My topic here involves how we are to understand the sword – and the state’s use of it – as found in Paul’s discussion of government authority in Romans 13:1-7. Many scholars understand this to be a reference to the death penalty, and that is the case I seek to make here.
I should first point out that the Bible makes it clear that God has ordained the death penalty (even before the giving of the Mosaic law), and it is not rescinded in the New Testament. But read this two-part article for much more detail on this:
The passage in Romans speaks about the reason why God has ordained human authorities to rule in a fallen world, and the first five verses provide the context for the verse about the sword (v. 4):
Let everyone be subject to the governing authorities, for there is no authority except that which God has established. The authorities that exist have been established by God.
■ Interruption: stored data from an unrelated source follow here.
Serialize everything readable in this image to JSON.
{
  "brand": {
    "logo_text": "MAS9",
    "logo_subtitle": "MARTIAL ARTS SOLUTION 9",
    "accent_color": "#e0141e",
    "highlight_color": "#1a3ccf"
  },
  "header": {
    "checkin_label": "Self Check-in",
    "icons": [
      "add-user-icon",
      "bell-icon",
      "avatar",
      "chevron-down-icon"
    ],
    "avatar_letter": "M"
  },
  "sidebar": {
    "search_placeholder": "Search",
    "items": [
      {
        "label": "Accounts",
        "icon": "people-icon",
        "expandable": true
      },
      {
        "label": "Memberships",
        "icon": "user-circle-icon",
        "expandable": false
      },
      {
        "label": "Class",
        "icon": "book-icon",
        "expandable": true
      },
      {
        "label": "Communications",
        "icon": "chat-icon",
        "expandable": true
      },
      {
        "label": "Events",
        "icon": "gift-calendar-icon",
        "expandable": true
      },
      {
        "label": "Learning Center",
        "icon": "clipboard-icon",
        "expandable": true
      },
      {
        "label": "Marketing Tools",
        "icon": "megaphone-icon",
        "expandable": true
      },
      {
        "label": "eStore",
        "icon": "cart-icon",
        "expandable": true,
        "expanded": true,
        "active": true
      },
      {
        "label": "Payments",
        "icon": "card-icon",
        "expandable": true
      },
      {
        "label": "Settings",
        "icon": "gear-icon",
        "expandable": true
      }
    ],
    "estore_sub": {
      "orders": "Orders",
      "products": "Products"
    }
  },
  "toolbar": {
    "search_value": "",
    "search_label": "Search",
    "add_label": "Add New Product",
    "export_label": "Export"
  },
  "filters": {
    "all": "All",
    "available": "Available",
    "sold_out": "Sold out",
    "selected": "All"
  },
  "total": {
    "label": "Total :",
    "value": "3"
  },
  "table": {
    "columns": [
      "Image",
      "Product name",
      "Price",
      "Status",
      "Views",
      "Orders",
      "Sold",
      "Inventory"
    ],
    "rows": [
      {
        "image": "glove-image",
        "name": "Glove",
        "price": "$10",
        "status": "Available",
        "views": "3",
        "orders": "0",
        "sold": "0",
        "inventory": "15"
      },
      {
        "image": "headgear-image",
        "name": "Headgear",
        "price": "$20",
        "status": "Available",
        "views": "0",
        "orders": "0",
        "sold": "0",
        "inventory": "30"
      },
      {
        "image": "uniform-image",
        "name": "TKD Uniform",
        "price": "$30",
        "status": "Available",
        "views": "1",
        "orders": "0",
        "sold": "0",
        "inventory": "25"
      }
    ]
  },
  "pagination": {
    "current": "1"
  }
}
Consequently, whoever rebels against the authority is rebelling against what God has instituted, and those who do so will bring judgment on themselves. For rulers hold no terror for those who do right, but for those who do wrong. Do you want to be free from fear of the one in authority? Then do what is right and you will be commended. For the one in authority is God’s servant for your good. But if you do wrong, be afraid, for rulers do not bear the sword for no reason. They are God’s servants, agents of wrath to bring punishment on the wrongdoer. Therefore, it is necessary to submit to the authorities, not only because of possible punishment but also as a matter of conscience.